Reduction operation in C

Hi,
I read that the reduction operation was supported by pgi. I tried running this in C with a simple loop like


for(i=0;i<n;i++)
    s=s+a[i];

But I get " Loop carried scalar dependence for ‘s’ " info. I tried the same simple loop in fortran and it worked without hassle. Is reduction supported only on fortran? Thanks.

Hi phoenix07p,

Sum reduction works for C as well. My guess is something else is inhibiting the accelerator region.
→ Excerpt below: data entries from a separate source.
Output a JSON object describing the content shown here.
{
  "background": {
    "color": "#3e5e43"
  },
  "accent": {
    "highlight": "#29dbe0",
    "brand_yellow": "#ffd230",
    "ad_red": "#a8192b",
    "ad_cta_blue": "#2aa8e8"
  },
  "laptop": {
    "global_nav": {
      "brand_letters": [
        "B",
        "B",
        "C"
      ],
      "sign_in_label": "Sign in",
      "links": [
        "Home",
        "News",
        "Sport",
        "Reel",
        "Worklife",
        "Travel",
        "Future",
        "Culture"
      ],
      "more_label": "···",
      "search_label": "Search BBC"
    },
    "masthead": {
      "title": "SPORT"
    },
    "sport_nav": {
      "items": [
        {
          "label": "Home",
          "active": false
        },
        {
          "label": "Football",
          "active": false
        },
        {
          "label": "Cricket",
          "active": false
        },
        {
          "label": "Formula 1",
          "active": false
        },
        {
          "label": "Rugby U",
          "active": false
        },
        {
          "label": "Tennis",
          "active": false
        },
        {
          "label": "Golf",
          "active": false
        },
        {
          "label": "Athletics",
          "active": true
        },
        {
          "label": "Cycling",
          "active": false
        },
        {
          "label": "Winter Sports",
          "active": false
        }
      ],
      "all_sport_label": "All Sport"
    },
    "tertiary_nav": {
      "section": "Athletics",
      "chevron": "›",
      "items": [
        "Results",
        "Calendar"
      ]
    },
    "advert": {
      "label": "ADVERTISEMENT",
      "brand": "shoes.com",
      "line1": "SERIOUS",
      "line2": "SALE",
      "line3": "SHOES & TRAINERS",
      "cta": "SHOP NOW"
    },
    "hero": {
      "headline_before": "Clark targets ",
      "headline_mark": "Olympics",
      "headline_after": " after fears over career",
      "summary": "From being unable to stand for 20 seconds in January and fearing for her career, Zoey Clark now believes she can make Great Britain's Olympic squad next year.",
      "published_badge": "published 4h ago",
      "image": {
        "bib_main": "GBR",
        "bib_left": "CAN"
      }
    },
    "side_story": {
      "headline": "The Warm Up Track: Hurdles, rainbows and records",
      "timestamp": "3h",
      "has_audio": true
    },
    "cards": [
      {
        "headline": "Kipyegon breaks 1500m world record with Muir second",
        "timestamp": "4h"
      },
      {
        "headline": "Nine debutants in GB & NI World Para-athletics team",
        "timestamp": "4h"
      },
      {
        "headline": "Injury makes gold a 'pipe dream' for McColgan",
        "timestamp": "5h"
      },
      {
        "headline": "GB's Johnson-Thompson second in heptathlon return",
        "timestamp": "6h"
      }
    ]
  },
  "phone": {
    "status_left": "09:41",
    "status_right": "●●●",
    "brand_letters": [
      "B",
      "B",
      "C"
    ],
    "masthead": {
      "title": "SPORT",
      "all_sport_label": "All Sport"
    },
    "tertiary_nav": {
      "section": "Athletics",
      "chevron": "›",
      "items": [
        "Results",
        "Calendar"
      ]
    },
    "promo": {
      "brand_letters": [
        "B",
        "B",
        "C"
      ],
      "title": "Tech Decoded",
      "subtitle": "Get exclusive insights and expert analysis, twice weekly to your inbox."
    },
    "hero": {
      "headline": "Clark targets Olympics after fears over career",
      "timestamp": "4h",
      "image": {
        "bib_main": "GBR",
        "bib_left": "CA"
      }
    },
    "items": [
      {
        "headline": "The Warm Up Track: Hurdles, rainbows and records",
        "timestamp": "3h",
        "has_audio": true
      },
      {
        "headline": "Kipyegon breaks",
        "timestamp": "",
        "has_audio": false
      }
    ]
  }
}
Can you post an example of what you’re seeing?

Thanks,
Mat

% cat testr.c 
#include <stdio.h>
#include <malloc.h>

int main () {

   float s;
   float *a;
 
   a=malloc(sizeof(float)*1024);
   for (int i=0;i<1024;++i) {
      a[i]=i;
   }

#pragma acc region for
   for (int i=0;i<1024;++i) {
      s=s+a[i];
   }
  
  printf("S=%g\n", s);

}

   
  
% pgcc testr.c -ta=nvidia -Minfo -V11.3
main:
     14, Generating copyin(a[0:1023])
         Generating compute capability 1.0 binary
         Generating compute capability 1.3 binary
         Generating compute capability 2.0 binary
     15, Loop is parallelizable
         Accelerator kernel generated
         15, #pragma acc for parallel, vector(256) /* blockIdx.x threadIdx.x */
             CC 1.0 : 7 registers; 1064 shared, 16 constant, 0 local memory bytes; 100% occupancy
             CC 1.3 : 7 registers; 1064 shared, 16 constant, 0 local memory bytes; 100% occupancy
             CC 2.0 : 10 registers; 1032 shared, 52 constant, 0 local memory bytes; 100% occupancy
         16, Sum reduction generated for s
% a.out
S=523776